Il resto è nient’altro che un’infernale trappola del chiacchiericcio istituzionale.
Per non cadere in questa trappola, porto, alla fine, due considerazioni. La prima: il Parlamento è l’unico strumento di partecipazione popolare dotato di regole trasparenti e democratiche. Mediante il parlamento, ove non fosse infestato da pulsioni antidemocratiche, il popolo può esercitare il controllo sui poteri, quelli che non hanno una vocazione democratica e non si assoggettano volentieri al controllo democratico. Dunque, il parlamento va misurato nella sua efficienza sulla base della capacità di controllare, nel cosiddetto sistema dei pesi e contrappesi, che sia materialmente conseguito l’interesse generale. Per questo ha bisogno di personale adeguato, politico e tecnico, in un numero che non è difficile quantificare in relazione alla complessità dei compiti affidatigli. È vero, purtroppo, che l’esercizio del controllo parlamentare è finito in cattive mani, quelle dei partiti che soffrono di pulsioni antidemocratiche e, con ogni mezzo, tentano di soffocare chi voglia cambiare le cose, per davvero nell’interesse generale.
La seconda: il Parlamento è davvero la casa degli italiani.

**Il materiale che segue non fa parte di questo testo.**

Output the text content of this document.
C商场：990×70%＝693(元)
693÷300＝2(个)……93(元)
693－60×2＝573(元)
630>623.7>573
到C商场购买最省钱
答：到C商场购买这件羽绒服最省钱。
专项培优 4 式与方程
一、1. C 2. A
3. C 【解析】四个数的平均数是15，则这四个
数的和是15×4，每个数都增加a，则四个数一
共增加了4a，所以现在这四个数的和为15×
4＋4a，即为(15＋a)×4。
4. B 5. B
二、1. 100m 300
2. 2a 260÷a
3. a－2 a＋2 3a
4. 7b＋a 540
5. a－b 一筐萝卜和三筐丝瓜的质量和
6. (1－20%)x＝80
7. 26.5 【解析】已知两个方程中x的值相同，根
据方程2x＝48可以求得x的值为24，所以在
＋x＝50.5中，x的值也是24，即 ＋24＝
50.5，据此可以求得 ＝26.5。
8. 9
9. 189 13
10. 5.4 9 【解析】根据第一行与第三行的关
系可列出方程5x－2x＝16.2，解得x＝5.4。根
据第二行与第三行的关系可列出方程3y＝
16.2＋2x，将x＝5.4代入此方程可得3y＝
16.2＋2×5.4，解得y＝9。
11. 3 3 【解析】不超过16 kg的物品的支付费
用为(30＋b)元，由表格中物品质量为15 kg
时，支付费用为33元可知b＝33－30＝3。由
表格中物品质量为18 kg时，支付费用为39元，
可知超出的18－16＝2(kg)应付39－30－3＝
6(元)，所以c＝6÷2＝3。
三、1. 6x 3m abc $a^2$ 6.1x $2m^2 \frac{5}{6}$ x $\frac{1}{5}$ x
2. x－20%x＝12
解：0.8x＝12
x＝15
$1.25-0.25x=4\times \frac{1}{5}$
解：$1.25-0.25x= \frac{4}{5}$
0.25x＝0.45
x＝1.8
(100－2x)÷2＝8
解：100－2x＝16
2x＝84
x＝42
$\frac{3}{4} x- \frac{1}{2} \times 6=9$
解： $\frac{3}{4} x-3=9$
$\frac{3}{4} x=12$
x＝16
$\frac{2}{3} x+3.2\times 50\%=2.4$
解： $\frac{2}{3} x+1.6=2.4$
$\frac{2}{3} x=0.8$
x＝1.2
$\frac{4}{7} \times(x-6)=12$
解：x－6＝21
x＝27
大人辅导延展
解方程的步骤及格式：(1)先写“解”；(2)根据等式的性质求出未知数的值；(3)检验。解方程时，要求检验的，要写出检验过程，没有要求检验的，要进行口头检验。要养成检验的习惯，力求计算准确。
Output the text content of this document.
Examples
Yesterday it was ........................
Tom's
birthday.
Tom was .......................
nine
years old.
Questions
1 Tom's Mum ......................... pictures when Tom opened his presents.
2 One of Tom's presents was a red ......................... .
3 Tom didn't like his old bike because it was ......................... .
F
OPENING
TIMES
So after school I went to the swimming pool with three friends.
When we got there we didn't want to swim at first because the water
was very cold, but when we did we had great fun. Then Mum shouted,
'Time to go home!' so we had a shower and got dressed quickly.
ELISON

Loro devono essere messi nella condizione di entrarvi ed uscirne per svolgere il ruolo di controllo partecipativo disegnato dalla Costituzione.
Ed invece, i partiti li tengono fuori gli italiani, sollecitandoli con la facile e micidiale tecnica della demagogia a partecipare soltanto a procedure contro il loro interesse. Neppure ci accorgiamo più che l’interesse generale è diventato un ospite indesiderato nelle istituzioni democratiche. Semplicemente, è stato espulso. Così gli interessi particolari sono diventati i protagonisti delle tavole non democratiche nelle quali si assumono decisioni sulle quali i destinatari nel paese, cioè gli italiani cui è riconosciuta dalla Costituzione la funzione della sovranità popolare, non hanno nessuna possibilità di incidere. Questa, amici, la si esercita con la rappresentanza.
Il NO ci difende. Però, un attimo dopo, lavoriamo alla costituzione di un partito che serva tutti gli italiani e la stessa Costituzione.